Once the new material — so called “zero refractive index materials” — are grown and developed, the focus shifts to improving the function of the optical physics and light-matter interaction on the nanometer scale. The goal is maximum interaction and efficiency.
With interest from all sectors of industry and science, Lee’s approach considers material science advancement, optical improvements and energy efficiency.
“How can we make it much lower loss? The loss is important for application, but how can we reduce losses on that? At the same time, how can we make it more efficient? For instance, instead of needing 50 volts for active tuning of the material, maybe we can just apply one volt to control the device. This needs to be understood on the material point of view.”

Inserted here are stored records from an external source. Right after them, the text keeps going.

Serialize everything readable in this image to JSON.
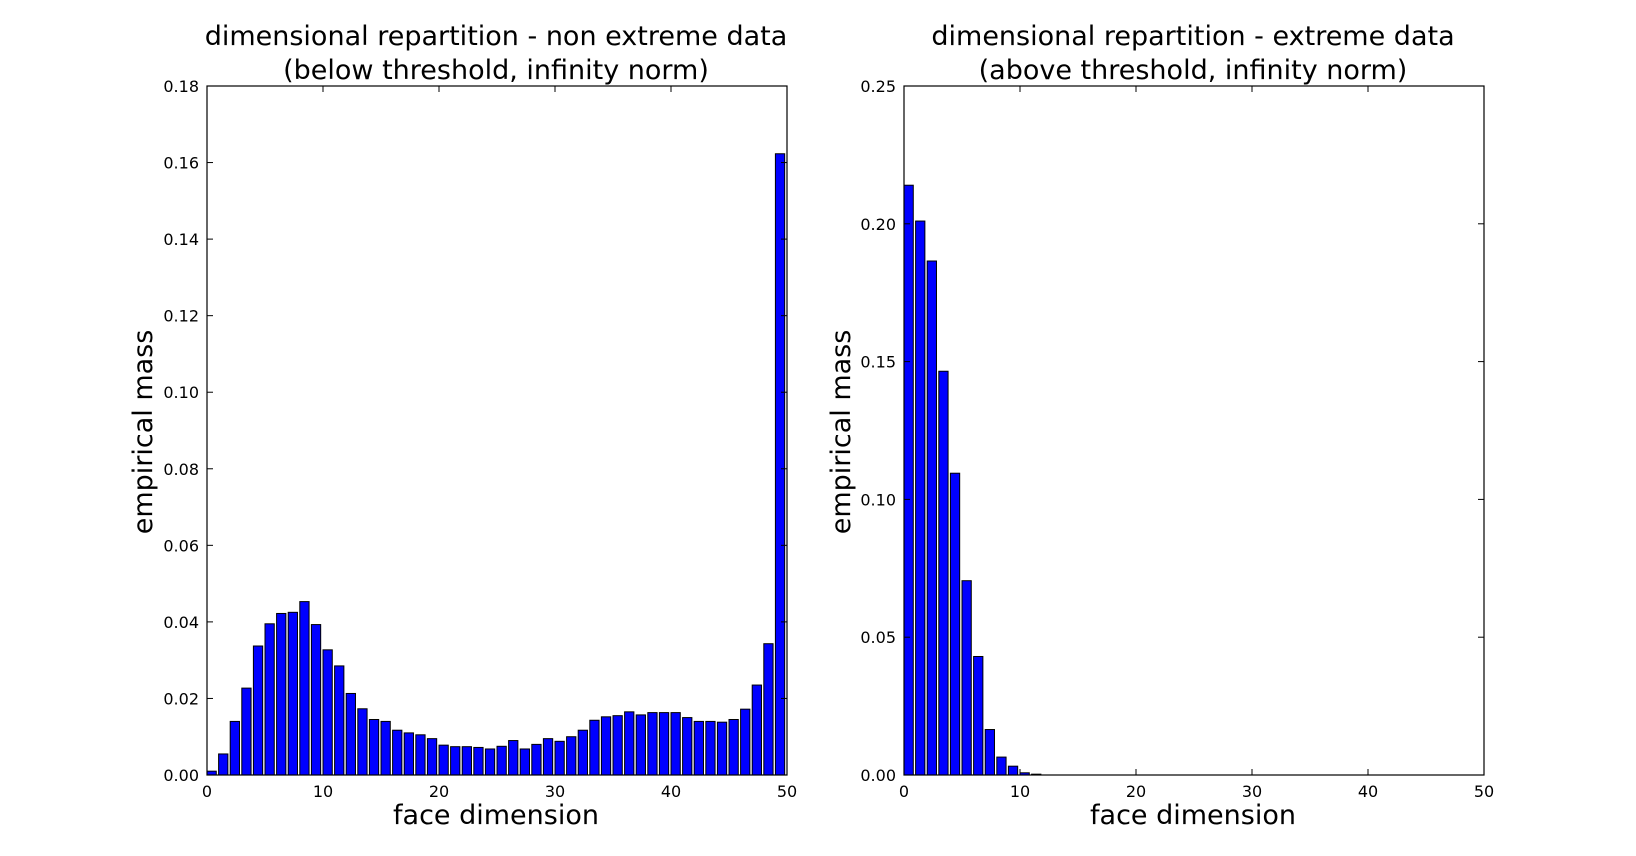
{
  "chart_data": [
    {
      "type": "bar",
      "title_line1": "dimensional repartition - non extreme data",
      "title_line2": "(below threshold, infinity norm)",
      "xlabel": "face dimension",
      "ylabel": "empirical mass",
      "xlim": [
        0,
        50
      ],
      "ylim": [
        0,
        0.18
      ],
      "xticks": [
        "0",
        "10",
        "20",
        "30",
        "40",
        "50"
      ],
      "yticks": [
        "0.00",
        "0.02",
        "0.04",
        "0.06",
        "0.08",
        "0.10",
        "0.12",
        "0.14",
        "0.16",
        "0.18"
      ],
      "bar_color": "#0000ff",
      "x": [
        0,
        1,
        2,
        3,
        4,
        5,
        6,
        7,
        8,
        9,
        10,
        11,
        12,
        13,
        14,
        15,
        16,
        17,
        18,
        19,
        20,
        21,
        22,
        23,
        24,
        25,
        26,
        27,
        28,
        29,
        30,
        31,
        32,
        33,
        34,
        35,
        36,
        37,
        38,
        39,
        40,
        41,
        42,
        43,
        44,
        45,
        46,
        47,
        48,
        49
      ],
      "values": [
        0.001,
        0.0055,
        0.014,
        0.0227,
        0.0337,
        0.0395,
        0.0422,
        0.0425,
        0.0453,
        0.0393,
        0.0327,
        0.0285,
        0.0213,
        0.0173,
        0.0145,
        0.014,
        0.0117,
        0.011,
        0.0105,
        0.0095,
        0.0078,
        0.0074,
        0.0074,
        0.0072,
        0.0068,
        0.0075,
        0.009,
        0.0068,
        0.008,
        0.0095,
        0.0088,
        0.01,
        0.0117,
        0.0143,
        0.0152,
        0.0155,
        0.0165,
        0.0157,
        0.0163,
        0.0163,
        0.0163,
        0.015,
        0.014,
        0.014,
        0.0138,
        0.0145,
        0.0172,
        0.0235,
        0.0343,
        0.1623
      ]
    },
    {
      "type": "bar",
      "title_line1": "dimensional repartition - extreme data",
      "title_line2": "(above threshold, infinity norm)",
      "xlabel": "face dimension",
      "ylabel": "empirical mass",
      "xlim": [
        0,
        50
      ],
      "ylim": [
        0,
        0.25
      ],
      "xticks": [
        "0",
        "10",
        "20",
        "30",
        "40",
        "50"
      ],
      "yticks": [
        "0.00",
        "0.05",
        "0.10",
        "0.15",
        "0.20",
        "0.25"
      ],
      "bar_color": "#0000ff",
      "x": [
        0,
        1,
        2,
        3,
        4,
        5,
        6,
        7,
        8,
        9,
        10,
        11,
        12,
        13,
        14,
        15,
        16,
        17,
        18,
        19,
        20,
        21,
        22,
        23,
        24,
        25,
        26,
        27,
        28,
        29,
        30,
        31,
        32,
        33,
        34,
        35,
        36,
        37,
        38,
        39,
        40,
        41,
        42,
        43,
        44,
        45,
        46,
        47,
        48,
        49
      ],
      "values": [
        0.214,
        0.201,
        0.1865,
        0.1465,
        0.1095,
        0.0705,
        0.043,
        0.0165,
        0.0065,
        0.0032,
        0.0008,
        0.0003,
        0,
        0,
        0,
        0,
        0,
        0,
        0,
        0,
        0,
        0,
        0,
        0,
        0,
        0,
        0,
        0,
        0,
        0,
        0,
        0,
        0,
        0,
        0,
        0,
        0,
        0,
        0,
        0,
        0,
        0,
        0,
        0,
        0,
        0,
        0,
        0,
        0,
        0
      ]
    }
  ]
}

Lee’s work has garnered the attention of his peers in the scientific research community, as well as industry leaders in the fields of physics.
In 2018, Lee was awarded a $500,000 CAREER Award from the National Science Foundation (NSF) for developing the ultra-thin, nanoscale optical films with electrically tunable properties.

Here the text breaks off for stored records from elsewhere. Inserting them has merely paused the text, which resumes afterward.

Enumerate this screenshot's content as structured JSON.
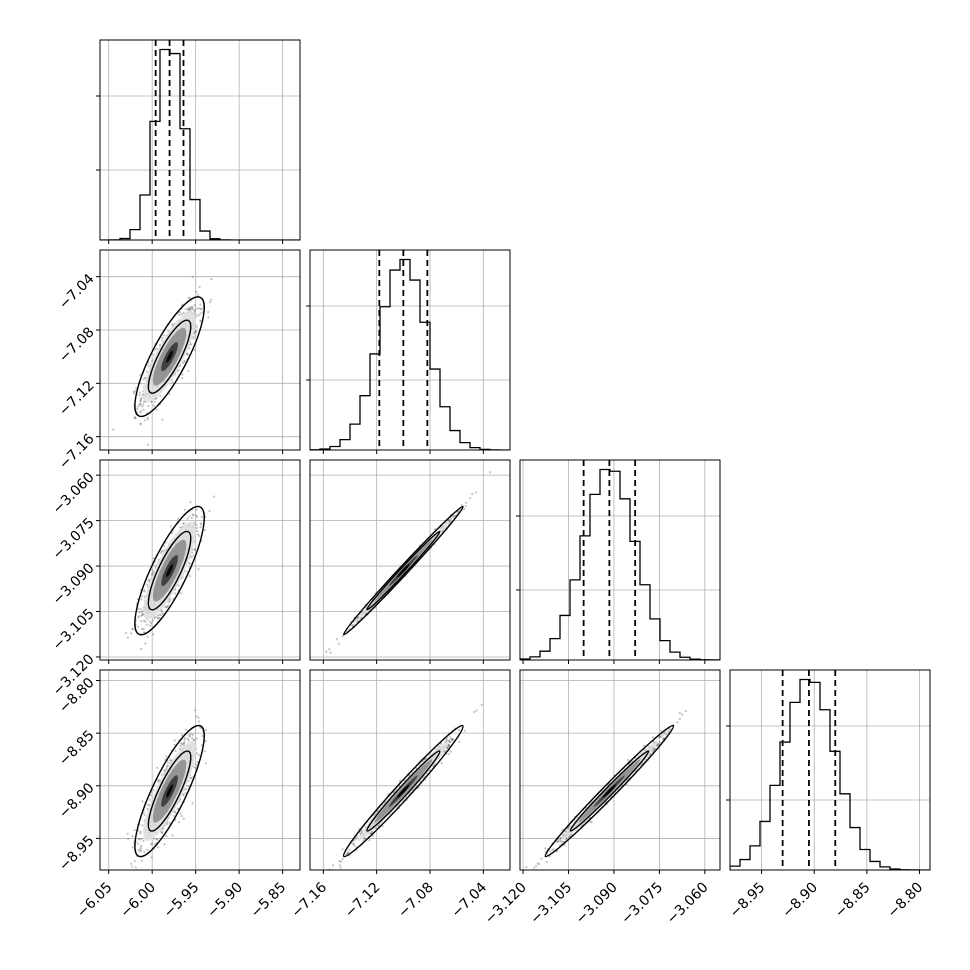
{
  "chart_data": {
    "type": "corner",
    "title": "",
    "dims": [
      {
        "label": "",
        "range": [
          -6.06,
          -5.83
        ],
        "ticks": [
          "-6.05",
          "-6.00",
          "-5.95",
          "-5.90",
          "-5.85"
        ],
        "tick_values": [
          -6.05,
          -6.0,
          -5.95,
          -5.9,
          -5.85
        ],
        "mean": -5.98,
        "sd": 0.016,
        "quantiles": [
          -5.996,
          -5.98,
          -5.964
        ]
      },
      {
        "label": "",
        "range": [
          -7.17,
          -7.02
        ],
        "ticks": [
          "-7.16",
          "-7.12",
          "-7.08",
          "-7.04"
        ],
        "tick_values": [
          -7.16,
          -7.12,
          -7.08,
          -7.04
        ],
        "mean": -7.1,
        "sd": 0.018,
        "quantiles": [
          -7.118,
          -7.1,
          -7.082
        ]
      },
      {
        "label": "",
        "range": [
          -3.121,
          -3.055
        ],
        "ticks": [
          "-3.120",
          "-3.105",
          "-3.090",
          "-3.075",
          "-3.060"
        ],
        "tick_values": [
          -3.12,
          -3.105,
          -3.09,
          -3.075,
          -3.06
        ],
        "mean": -3.0915,
        "sd": 0.0085,
        "quantiles": [
          -3.1,
          -3.0915,
          -3.083
        ]
      },
      {
        "label": "",
        "range": [
          -8.98,
          -8.79
        ],
        "ticks": [
          "-8.95",
          "-8.90",
          "-8.85",
          "-8.80"
        ],
        "tick_values": [
          -8.95,
          -8.9,
          -8.85,
          -8.8
        ],
        "mean": -8.905,
        "sd": 0.025,
        "quantiles": [
          -8.93,
          -8.905,
          -8.88
        ]
      }
    ],
    "correlation": [
      [
        1.0,
        0.82,
        0.82,
        0.84
      ],
      [
        0.82,
        1.0,
        0.995,
        0.985
      ],
      [
        0.82,
        0.995,
        1.0,
        0.99
      ],
      [
        0.84,
        0.985,
        0.99,
        1.0
      ]
    ],
    "histogram_bins": 20,
    "contour_levels_sigma": [
      1,
      2
    ],
    "grid": true,
    "colors": {
      "line": "#000000",
      "points": "#555555",
      "grid": "#b0b0b0"
    }
  }
}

The CAREER Award is a highlight among many prestigious honors for Lee. He also was selected for the 2017 Defense Advanced Research Projects Agency (DARPA) Young Faculty Award and was named in February 2020 as one of 13 SPIE Rising Researchers by the International Society for Optics and Photonics (SPIE).

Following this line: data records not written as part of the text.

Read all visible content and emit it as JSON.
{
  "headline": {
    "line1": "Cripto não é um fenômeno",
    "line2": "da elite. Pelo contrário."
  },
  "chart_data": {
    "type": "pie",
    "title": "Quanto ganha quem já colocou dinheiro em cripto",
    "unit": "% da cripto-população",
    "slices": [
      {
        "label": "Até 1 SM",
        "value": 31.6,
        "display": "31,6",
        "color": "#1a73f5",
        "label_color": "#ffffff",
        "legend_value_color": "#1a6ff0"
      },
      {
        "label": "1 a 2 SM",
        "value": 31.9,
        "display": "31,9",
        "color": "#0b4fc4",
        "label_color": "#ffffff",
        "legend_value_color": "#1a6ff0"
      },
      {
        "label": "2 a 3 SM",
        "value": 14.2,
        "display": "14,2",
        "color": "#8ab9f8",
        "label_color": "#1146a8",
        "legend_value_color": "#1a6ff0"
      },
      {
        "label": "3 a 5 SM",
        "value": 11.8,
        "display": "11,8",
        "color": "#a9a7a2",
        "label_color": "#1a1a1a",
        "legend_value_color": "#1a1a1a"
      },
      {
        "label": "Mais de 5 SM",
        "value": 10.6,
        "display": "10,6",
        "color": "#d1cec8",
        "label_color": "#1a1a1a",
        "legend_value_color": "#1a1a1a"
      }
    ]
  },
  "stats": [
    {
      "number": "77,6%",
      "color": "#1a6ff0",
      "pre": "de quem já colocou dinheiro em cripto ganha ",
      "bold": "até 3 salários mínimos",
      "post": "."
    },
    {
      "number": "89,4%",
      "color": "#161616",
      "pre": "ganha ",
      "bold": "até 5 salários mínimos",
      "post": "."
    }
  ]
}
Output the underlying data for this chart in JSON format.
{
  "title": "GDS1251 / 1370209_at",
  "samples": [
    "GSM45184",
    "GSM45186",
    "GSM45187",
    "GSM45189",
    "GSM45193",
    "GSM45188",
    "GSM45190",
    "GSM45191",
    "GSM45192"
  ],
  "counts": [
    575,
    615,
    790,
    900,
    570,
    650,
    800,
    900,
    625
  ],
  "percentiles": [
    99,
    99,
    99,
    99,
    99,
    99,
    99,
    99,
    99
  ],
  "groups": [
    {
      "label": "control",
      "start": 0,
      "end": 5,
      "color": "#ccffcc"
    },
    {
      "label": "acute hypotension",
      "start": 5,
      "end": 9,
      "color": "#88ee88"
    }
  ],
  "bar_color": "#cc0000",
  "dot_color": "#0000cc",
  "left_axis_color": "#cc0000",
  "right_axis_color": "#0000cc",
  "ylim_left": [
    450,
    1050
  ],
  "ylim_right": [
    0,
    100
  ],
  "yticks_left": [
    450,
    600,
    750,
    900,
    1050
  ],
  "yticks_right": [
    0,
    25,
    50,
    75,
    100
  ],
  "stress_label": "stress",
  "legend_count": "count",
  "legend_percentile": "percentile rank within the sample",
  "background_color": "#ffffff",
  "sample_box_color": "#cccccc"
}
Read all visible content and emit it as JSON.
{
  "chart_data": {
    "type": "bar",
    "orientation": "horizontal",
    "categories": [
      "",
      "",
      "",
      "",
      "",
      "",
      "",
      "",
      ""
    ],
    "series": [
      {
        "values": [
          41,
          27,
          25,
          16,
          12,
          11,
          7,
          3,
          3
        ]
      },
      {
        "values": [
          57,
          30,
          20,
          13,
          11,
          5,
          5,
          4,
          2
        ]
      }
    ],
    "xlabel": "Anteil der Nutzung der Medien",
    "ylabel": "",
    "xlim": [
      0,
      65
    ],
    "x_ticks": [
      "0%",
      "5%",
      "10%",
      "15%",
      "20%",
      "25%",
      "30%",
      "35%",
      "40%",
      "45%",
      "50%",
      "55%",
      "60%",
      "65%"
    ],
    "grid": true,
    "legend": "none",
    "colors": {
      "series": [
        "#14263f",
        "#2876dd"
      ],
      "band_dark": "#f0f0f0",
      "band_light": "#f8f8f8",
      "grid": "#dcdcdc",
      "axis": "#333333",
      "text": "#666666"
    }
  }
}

In a field that trades in the currency of ideas and theories that often go untested or unrecognized, these grants and awards can be the encouragement a researcher needs in what can be an ultra competitive pursuit of science and grant funding.
“If you get an award like this, it will help when applying for other grants since it shows that you are established and have formed the research foundation/capability. It helps to continue getting research funding to keep the work going,” Lee said. “In the U.S., funding is a challenge we’re always seeking to overcome in research. We only have 10 percent success rates, for example. So, it’s great to have something get accepted and to be told the idea you’re doing could be useful for the program manager.”
A major component of Baylor’s endeavor for R1 status is to improve the research facilities and laboratories available to faculty to produce many of the kinds of breakthroughs that Lee and his nano-optics lab have been able to accomplish.
One of the priority facilities is a cleanroom with fabrication capability— a completely controlled and sterile environment that allows for optimal production of Lee’s metamaterials.
“When you’re making materials that are so small and thin and high quality, you don’t want to have any impurities, like dust, on your sample. That’s what this cleanroom environment is able to do, limiting dust particles in the space. That means when you take out the sample, you’ll not contaminate it,” Lee said.
“The bigger issue is, if you have all of the capabilities you need to grow the materials for nanofabrication, then basically you can make all of the material that would be useful not only for material science, but also for optics, for electronics and for mechanical science.”
The cleanroom, coupled with the e-beam lithography machine and other equipment in Lee’s lab, will put Baylor among the best labs in the country.
“The cleanroom is a great start, but we hope to move forward with more equipment inside the room as well,” Lee said.
Advancements like the cleanroom will be a cornerstone in Baylor’s pursuit of R1 designation.
“If we want to become a R1 institute, the facilities are definitely important,” Lee said. “If you don’t have the facilities or resources to do research, it’s hard to compete.”